The study’s chief researcher, Dr. Gunnar Gislason, said that the findings provided a stark reminder that NSAIDs were far from harmless, adding that people should be aware of the link so that they can balance the benefits of taking NSAIDs against the risks.
Further to their findings, the study’s researchers also made a recommendation – they advised people not to take more than 1,200mg of ibuprofen per day. The US Food and Drug Administration has also previously warned that consumers should always take the lowest NSAID dosage that works for them, and people with heart disease or high blood pressure should always speak with a doctor.

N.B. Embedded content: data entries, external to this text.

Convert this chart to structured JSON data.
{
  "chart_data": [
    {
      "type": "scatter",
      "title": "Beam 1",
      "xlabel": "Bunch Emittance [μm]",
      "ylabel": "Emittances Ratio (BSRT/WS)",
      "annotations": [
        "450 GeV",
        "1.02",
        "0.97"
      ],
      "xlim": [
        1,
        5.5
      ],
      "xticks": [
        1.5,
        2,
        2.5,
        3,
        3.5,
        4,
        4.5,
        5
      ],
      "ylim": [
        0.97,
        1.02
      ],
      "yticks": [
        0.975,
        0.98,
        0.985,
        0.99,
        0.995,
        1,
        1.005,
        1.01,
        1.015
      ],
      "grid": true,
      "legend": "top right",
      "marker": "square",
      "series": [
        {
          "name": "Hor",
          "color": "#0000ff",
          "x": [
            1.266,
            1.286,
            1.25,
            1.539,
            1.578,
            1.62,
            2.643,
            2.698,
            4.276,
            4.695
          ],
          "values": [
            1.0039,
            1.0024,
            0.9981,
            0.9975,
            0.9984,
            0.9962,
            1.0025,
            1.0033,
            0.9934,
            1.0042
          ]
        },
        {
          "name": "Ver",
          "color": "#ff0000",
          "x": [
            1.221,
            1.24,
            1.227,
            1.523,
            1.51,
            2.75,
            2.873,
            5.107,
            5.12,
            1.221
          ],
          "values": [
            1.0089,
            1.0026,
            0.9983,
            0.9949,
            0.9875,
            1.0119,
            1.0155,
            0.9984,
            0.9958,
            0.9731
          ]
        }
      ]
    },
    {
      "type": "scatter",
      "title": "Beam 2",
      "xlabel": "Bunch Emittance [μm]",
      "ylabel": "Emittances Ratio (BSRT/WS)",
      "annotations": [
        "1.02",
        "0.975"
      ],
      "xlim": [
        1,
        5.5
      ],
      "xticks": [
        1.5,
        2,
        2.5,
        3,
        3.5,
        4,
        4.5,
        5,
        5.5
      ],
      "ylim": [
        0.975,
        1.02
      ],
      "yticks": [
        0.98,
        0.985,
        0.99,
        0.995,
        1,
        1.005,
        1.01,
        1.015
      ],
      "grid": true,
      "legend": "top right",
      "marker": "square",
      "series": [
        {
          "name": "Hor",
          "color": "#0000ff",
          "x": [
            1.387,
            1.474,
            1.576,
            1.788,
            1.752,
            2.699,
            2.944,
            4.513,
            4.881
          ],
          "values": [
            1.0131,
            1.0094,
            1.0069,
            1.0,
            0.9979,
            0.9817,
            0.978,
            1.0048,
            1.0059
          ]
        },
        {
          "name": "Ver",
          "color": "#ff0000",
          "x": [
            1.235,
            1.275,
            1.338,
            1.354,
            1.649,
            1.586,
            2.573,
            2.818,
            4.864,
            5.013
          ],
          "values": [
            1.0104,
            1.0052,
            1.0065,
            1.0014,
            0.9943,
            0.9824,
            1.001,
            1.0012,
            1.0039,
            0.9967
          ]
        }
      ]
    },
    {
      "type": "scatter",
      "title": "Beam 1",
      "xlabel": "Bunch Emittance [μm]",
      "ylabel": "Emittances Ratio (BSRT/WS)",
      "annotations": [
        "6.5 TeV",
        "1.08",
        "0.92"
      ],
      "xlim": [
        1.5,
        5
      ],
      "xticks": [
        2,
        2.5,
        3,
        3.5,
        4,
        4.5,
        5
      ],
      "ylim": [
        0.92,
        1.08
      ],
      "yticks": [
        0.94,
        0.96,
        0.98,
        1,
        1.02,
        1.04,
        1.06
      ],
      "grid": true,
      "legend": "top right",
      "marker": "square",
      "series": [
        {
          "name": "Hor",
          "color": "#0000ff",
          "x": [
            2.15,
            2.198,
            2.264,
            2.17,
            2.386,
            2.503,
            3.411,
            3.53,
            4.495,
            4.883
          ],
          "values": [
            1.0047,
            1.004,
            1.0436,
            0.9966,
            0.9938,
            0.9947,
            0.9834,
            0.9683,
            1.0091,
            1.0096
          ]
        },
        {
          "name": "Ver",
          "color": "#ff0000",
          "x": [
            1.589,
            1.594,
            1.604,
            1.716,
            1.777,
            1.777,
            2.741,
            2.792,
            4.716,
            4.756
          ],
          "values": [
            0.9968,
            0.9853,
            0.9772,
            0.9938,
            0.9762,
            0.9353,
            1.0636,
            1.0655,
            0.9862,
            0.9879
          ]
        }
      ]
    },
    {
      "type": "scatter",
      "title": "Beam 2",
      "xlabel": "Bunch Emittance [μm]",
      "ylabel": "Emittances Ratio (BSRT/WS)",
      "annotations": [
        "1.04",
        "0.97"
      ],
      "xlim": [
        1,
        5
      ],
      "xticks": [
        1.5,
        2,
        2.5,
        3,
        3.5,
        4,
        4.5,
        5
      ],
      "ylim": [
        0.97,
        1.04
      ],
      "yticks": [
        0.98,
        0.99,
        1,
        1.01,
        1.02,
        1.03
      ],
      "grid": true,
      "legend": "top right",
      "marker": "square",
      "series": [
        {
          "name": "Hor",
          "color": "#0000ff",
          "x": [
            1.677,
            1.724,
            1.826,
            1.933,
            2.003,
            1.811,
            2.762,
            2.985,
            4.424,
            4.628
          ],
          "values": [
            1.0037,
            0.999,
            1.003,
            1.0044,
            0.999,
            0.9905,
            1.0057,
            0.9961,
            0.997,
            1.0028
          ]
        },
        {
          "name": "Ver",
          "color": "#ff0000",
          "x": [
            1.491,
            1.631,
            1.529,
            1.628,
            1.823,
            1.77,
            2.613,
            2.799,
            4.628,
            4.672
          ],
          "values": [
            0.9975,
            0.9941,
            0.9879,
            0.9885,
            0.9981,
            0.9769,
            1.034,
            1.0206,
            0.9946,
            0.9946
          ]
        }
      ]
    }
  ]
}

Information from more than 28,000 Danish people who suffered cardiac arrest during the previous 10 years was included in the study. Researchers then observed each individual’s use of NSAIDs in the 30 days prior to them suffering a cardiac arrest. They identified NSAID use by observing whether the patients had redeemed a prescription for diclofenac, naproxen, ibuprofen, rofecoxib, or celecoxib.
Once NSAID use or lack thereof was established, the next step involved calculating whether the patients were taking NSAIDs during the time they had their cardiac arrests.
Some 3,376 patients were treated with NSAIDs in the 30 days prior to their cardiac arrest. From these findings, the researchers deduced that ibuprofen and diclofenac were linked with 31% and 50% increases in cardiac arrest risk respectively. The other drugs that were observed in the study, namely naproxen, celecoxib, and rofecoxib, were not found to have a link to cardiac arrest, however researchers cited the fact that this may have been down to the drugs being prescribed much less frequently.
Another observation the researchers made was that the study did not prove that NSAIDs actually cause cardiac arrest, however a clear link was established between the two. With that being said, the study did take many other variables, such as the presence of chronic diseases, into account. This was achieved because the case period (the 30 days prior to the cardiac arrest occurring) for each patient was compared to another 30-day period in their lives when they were not afflicted by illness.